I suggest to my clients that above all else, they should choose a dating outfit that makes them feel comfortable and confident. For some this means jeans, blouse and boots. For others it means a casual dress, denim jacket or cardigan. Or it can mean a skirt and top, trousers and sweater, jacket and short shorts, or sheath and heels.
Being comfortable also has to do with how you relate to your context. In other words, your outfit should be appropriate for the occasion on the casual/formal scale. You might not be comfortable wearing a cocktail dress when everyone else is in jeans, and vice versa.
So the basics are all about you being relaxed in your outfit: How you feel wearing it and how it fits the occasion. Seems simple enough.

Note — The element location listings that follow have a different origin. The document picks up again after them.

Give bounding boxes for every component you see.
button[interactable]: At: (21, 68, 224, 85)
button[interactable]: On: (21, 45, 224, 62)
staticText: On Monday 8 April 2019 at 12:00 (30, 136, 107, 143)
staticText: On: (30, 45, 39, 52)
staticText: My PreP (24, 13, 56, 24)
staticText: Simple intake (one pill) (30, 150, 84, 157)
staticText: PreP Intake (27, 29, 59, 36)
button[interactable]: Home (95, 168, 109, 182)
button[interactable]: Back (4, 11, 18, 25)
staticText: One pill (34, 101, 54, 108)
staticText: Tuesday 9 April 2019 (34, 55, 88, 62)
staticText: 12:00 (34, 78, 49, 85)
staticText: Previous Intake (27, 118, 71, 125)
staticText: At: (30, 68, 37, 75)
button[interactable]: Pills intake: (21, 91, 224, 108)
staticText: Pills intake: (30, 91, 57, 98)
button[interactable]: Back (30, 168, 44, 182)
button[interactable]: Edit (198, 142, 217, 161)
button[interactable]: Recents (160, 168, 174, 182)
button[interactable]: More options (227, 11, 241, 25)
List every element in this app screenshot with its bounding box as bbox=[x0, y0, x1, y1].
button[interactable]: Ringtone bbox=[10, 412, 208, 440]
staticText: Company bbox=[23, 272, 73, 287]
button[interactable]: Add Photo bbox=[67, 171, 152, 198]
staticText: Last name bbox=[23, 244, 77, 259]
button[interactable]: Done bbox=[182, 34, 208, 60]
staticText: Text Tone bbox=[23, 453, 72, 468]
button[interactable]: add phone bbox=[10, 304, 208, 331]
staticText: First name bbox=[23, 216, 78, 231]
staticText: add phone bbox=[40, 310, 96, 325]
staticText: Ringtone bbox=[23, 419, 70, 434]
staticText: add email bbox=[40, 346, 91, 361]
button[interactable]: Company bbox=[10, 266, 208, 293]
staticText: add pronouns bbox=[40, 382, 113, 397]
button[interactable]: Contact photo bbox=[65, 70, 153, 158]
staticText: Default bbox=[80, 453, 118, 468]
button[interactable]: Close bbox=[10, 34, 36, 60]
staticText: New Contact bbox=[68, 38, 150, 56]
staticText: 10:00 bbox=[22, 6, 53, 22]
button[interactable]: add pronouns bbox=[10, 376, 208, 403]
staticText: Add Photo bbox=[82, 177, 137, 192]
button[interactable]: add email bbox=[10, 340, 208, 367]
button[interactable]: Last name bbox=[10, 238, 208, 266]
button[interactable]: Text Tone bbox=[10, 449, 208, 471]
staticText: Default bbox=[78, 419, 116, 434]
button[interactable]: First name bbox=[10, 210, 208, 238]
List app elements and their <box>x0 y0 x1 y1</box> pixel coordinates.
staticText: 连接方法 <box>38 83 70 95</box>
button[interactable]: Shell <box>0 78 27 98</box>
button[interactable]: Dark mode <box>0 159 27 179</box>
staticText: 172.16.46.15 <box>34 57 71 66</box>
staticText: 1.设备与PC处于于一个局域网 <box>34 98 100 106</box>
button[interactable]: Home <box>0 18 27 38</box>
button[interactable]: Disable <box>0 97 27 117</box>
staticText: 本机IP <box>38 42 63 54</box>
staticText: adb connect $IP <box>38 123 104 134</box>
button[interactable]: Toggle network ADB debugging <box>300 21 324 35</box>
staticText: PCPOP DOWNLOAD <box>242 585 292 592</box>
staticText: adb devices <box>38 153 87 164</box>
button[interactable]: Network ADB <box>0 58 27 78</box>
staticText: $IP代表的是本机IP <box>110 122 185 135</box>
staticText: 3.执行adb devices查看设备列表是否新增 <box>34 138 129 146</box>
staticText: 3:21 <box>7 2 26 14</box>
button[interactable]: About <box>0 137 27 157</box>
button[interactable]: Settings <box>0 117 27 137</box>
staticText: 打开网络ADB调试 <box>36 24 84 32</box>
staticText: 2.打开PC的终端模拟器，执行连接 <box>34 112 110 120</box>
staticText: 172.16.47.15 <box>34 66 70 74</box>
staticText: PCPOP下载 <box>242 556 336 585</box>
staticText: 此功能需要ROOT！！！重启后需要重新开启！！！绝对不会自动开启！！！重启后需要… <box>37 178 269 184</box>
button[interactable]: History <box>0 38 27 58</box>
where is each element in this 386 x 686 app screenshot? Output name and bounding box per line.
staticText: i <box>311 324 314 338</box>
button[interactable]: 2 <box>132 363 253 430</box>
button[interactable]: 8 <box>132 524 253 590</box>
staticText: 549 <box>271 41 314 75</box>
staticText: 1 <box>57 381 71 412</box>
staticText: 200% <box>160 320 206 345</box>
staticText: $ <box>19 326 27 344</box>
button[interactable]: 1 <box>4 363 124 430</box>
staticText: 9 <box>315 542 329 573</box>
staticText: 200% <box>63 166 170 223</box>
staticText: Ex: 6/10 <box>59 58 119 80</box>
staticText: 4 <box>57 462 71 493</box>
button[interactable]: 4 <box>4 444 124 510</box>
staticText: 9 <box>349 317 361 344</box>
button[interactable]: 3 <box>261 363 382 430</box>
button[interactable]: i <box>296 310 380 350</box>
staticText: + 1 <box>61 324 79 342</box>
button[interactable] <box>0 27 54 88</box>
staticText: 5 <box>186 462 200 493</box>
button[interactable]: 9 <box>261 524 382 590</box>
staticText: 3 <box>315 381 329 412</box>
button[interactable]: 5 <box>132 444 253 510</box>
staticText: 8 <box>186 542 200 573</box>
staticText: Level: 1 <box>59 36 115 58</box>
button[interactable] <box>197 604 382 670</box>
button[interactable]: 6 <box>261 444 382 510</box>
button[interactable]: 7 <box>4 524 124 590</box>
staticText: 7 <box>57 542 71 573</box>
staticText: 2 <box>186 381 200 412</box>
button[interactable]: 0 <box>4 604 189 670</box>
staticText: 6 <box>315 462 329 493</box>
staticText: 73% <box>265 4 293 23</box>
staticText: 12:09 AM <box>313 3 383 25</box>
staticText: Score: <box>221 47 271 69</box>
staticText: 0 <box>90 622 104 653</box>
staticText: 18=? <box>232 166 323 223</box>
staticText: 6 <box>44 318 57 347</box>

But my experience with clients tells me this is easier said than done. There are two deeper questions that almost always come up.
The first question is around the extent to which you are going to reflect your normal fashion persona. Personally, I fall into the “just be yourself” camp. If you are a dramatic, trendy and flamboyant dresser, this should come through in your date wear. If you are a modest, preppy and classic dresser, show off these great looks. Dress romantically if that tickles your fancy. If arty and edgy ensembles are your thing, don’t hide them. It’s best that your date sees the way you normally dress straight off the bat.
Of course, there are also good arguments for playing it safe on date night, tempering your style to avoid preconceived judgements. Perhaps you will stick to neutral colours instead of your normal brights, or forgo the clanking and jiggling jewelry that you normally wear. Maybe you’ll go without your favourite perfume in case your date has allergies. Maybe you’ll wear contact lenses instead of your specs.
The second tricky question concerns the alluring factor. Should you show more skin at date time? Should you wear something form fitting? My advice on this one is, again, to be yourself. If you are a naturally modest dresser, don’t feel the pressure to wear something more tight or revealing. If you feel good showing some more curve and skin, go for it. Keeping in mind the dress code of course.
These are the main questions that I thrash out with my clients. Some want to pull out all the stops and look as alluring and dramatic as possible at date time. Others feel they should reign in their eclectic style and play it safe. There are no right answers that apply universally to all women — ultimately the right thing for you will be the decision that makes you the most comfortable and confident. Then you can relax and have fun.
I would love to hear your point of view on how to dress for a date. Whether you are currently on the dating circuit of not, what are your suggestions for date-appropriate attire?